Calls for the prohibition of limited dual agency, or “double-ending,” began during the hot B.C. housing market of 2016-17 that saw complaints against a handful of Metro Vancouver agents.
Most complaints alleged a conflict of interest as agents profited from both sides of a transaction during a time of multiple offers and rapid price increases.
Since last June a real estate licensee can no longer act in an agency capacity for both parties in the same transaction. However, individual licensees from the same brokerage firm can act within a “sphere of confidentiality” as designated agents for both parties. Before entering a transactional relationship, licensees are required by law to disclose their agency relationship, both verbally and in writing using only RECBC disclosure forms, which are required for every transaction regardless of whether they have been consummated.
This has generated an increase in paperwork and time for agents.
Real estate agents still have concerns, however.

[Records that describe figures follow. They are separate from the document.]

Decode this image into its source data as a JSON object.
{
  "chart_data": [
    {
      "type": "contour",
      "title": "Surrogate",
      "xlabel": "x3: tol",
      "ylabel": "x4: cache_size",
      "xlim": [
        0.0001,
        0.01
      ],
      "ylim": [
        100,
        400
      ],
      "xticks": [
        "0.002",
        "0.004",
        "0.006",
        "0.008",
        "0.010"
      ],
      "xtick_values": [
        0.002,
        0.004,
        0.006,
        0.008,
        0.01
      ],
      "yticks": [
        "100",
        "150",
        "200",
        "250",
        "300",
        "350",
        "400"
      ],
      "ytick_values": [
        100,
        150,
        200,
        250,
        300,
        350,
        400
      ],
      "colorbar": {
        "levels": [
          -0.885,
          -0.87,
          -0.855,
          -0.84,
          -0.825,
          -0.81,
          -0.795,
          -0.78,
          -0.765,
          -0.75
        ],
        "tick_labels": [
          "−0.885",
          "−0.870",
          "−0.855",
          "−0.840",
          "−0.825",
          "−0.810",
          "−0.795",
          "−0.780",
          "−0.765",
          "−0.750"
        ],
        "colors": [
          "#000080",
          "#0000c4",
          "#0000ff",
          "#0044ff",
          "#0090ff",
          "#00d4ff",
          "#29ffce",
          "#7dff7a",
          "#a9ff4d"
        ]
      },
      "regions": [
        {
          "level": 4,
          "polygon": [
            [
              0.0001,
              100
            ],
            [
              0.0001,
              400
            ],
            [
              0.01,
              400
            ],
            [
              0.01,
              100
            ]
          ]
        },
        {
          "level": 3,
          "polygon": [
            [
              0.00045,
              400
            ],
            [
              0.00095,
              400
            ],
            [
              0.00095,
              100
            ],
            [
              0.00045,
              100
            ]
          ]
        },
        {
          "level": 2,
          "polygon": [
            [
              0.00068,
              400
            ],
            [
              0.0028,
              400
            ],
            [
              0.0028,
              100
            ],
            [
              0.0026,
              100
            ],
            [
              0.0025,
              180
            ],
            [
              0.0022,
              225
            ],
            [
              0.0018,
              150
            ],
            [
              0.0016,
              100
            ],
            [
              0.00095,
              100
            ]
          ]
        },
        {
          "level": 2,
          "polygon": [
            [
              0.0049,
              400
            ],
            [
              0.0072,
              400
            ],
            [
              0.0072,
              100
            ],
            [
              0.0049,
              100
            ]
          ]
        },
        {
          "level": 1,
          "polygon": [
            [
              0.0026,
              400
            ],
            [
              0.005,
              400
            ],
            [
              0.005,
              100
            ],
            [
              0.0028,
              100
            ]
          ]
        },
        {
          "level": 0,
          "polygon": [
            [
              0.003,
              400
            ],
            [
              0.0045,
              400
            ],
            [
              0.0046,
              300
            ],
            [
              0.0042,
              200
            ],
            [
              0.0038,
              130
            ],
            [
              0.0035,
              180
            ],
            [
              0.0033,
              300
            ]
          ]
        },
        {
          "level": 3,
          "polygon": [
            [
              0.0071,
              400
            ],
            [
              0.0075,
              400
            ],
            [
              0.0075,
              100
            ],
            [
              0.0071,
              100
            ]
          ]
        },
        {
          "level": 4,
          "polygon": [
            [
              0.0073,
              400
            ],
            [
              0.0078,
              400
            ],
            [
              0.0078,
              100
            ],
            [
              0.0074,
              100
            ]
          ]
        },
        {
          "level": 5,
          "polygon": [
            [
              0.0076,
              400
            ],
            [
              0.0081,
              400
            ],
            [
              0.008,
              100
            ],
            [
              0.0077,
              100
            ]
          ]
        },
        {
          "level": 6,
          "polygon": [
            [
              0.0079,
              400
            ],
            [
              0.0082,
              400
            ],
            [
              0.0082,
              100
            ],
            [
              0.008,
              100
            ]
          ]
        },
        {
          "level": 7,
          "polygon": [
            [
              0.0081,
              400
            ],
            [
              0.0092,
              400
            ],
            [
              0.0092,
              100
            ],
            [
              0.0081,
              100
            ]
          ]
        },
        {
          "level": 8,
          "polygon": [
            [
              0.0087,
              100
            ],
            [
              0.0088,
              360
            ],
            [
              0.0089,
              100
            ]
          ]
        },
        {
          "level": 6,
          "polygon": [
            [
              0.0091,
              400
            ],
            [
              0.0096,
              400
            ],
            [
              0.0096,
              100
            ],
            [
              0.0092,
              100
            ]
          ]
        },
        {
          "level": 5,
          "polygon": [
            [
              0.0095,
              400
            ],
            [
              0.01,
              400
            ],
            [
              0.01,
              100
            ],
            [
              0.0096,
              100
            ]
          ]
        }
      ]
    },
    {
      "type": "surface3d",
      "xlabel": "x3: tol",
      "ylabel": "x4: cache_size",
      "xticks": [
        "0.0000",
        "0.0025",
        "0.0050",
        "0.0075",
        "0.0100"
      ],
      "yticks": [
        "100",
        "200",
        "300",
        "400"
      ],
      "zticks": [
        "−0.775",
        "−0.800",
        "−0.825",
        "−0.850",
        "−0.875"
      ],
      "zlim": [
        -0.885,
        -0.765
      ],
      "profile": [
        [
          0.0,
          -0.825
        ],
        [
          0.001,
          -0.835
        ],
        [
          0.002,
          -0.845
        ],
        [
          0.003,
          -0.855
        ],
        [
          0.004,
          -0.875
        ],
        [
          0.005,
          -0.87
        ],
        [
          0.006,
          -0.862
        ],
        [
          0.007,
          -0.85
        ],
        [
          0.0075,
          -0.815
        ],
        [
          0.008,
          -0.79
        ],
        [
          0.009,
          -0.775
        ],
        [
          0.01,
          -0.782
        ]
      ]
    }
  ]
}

Under the new rules, for example, an agent may not be allowed to work with a client if he or she has confidential information from previous transactions or even social contact. This has proved cumbersome in smaller markets and in the commercial real estate field, where agents often deal with the same parties over a number of years.
In a January letter to B.C. Minister of Finance Carol James, BCREA CEO Darlene Hyde said there had been an increase in unrepresented consumers “who are now restricted when choosing the [real estate agent] they believe can best represent them, especially in small communities.”
The BCREA recommended that the minister allow consumers to sign a waiver that would allow the use of limited dual agency.
Given these new rules that we are working with, it is now more important than ever that potential clients find a Buyers Agent that will work solely on their behalf.